Depuis plusieurs années, de nombreux établissements scolaires en Côte d’Ivoire imposent à leurs élèves, filles comme garçons, de porter les cheveux courts. Cette règle, longtemps acceptée sans contestation majeure, est désormais au cœur d’un débat public. Une pétition, lancée de manière anonyme début juillet, demande aux autorités ivoiriennes d’autoriser les élèves à conserver leurs coiffures naturelles. L’initiative, largement relayée sur les réseaux sociaux, a relancé une question sociétale et éducative dans le pays.
Ce qu'il faut retenir
- Une règle scolaire non écrite impose les cheveux courts pour tous les élèves en Côte d’Ivoire, existant depuis plusieurs années.
- Une pétition anonyme, lancée début juillet 2026, exige la fin de cette obligation et demande la liberté de porter ses cheveux naturels.
- La mobilisation, portée notamment par des jeunes filles, s’organise principalement sur les réseaux sociaux.
- Les autorités ivoiriennes n’ont pas encore réagi officiellement à cette demande.
Une tradition scolaire remise en question
Dans de nombreux établissements ivoiriens, qu’ils soient publics ou privés, l’obligation des cheveux courts est une règle tacite depuis des décennies. Selon France 24, cette pratique concerne aussi bien les garçons, souvent contraints à une coupe militaire, que les filles, qui doivent renoncer à leurs coiffures longues ou tressées. Cette norme, perçue comme un gage de discipline et de conformité, a rarement suscité de contestation jusqu’à présent. Pourtant, cette année, le statu quo est ébranlé par une mobilisation inédite.
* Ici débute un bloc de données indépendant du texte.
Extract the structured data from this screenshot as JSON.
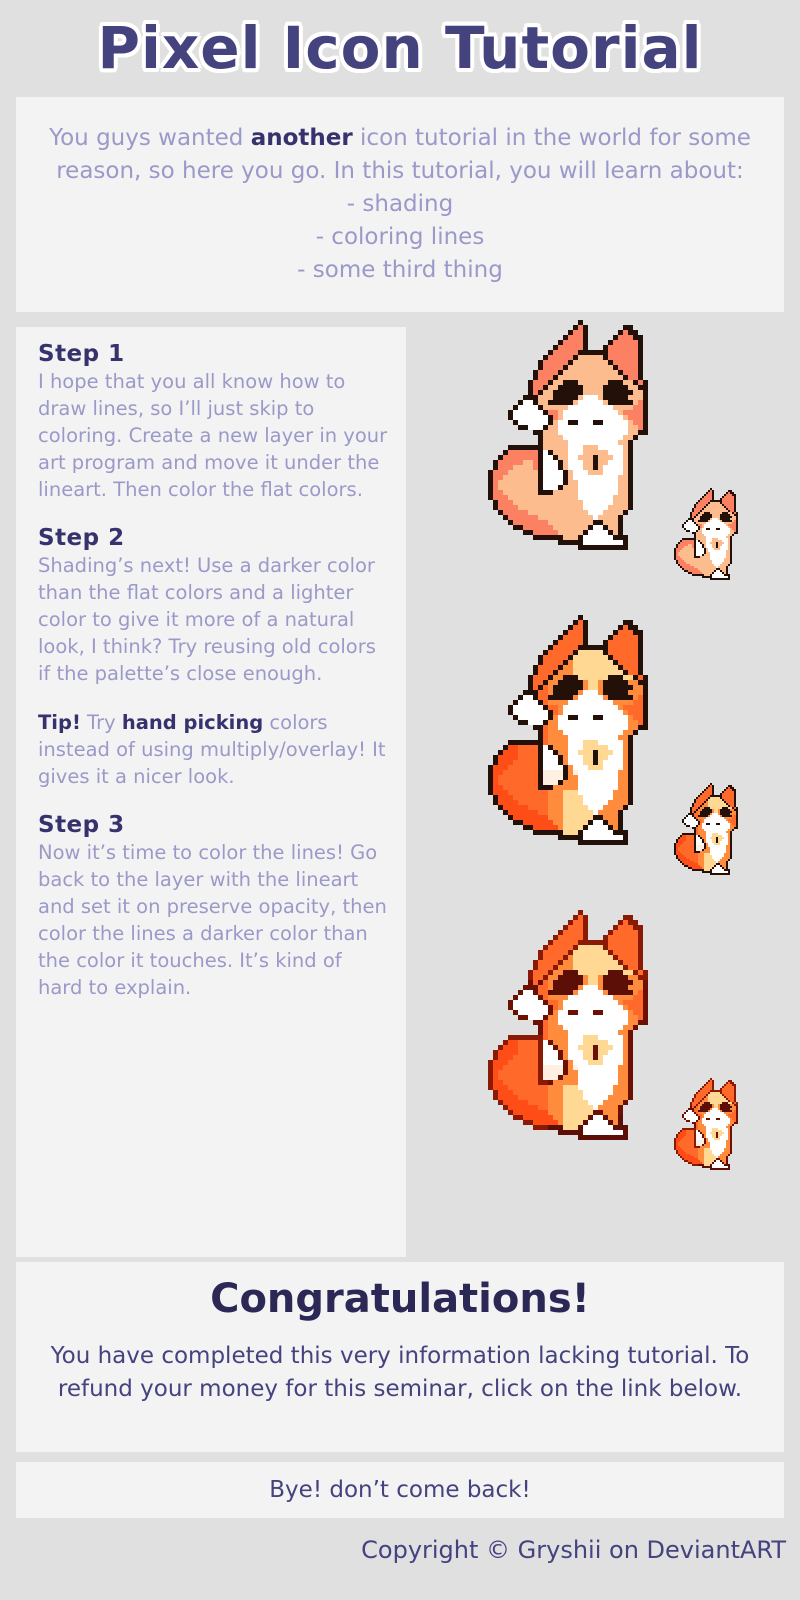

La pétition, lancée de façon anonyme début juillet 2026, a rapidement gagné en visibilité. En quelques semaines, elle a été partagée des milliers de fois sur les plateformes comme Twitter, Instagram et Facebook. Ses auteurs dénoncent une atteinte aux libertés individuelles et à la diversité capillaire, soulignant que cette règle exclut les élèves porteurs de coiffures naturelles, comme les dreadlocks, les locks ou les cheveux longs.
Des arguments culturels et identitaires en jeu
Les opposants à cette obligation mettent en avant des arguments à la fois pratiques et identitaires. « Les cheveux font partie de notre identité et de notre héritage culturel. Nous devons pouvoir les porter librement, surtout dans un espace éducatif qui se veut inclusif », a déclaré une jeune lycéenne à France 24. D’autres rappellent que certaines coiffures, comme les tresses ou les chignons, sont indissociables de traditions africaines, et que les interdire revient à nier une partie de l’histoire du continent.
Les défenseurs de la pétition relèvent aussi que cette règle peut avoir des conséquences psychologiques. Une enquête menée par une association étudiante en 2025 avait révélé que près de 30 % des élèves interrogés se sentaient mal à l’aise ou discriminés en raison de cette obligation. Pour eux, autoriser les cheveux naturels serait un pas vers plus de tolérance et de respect des différences.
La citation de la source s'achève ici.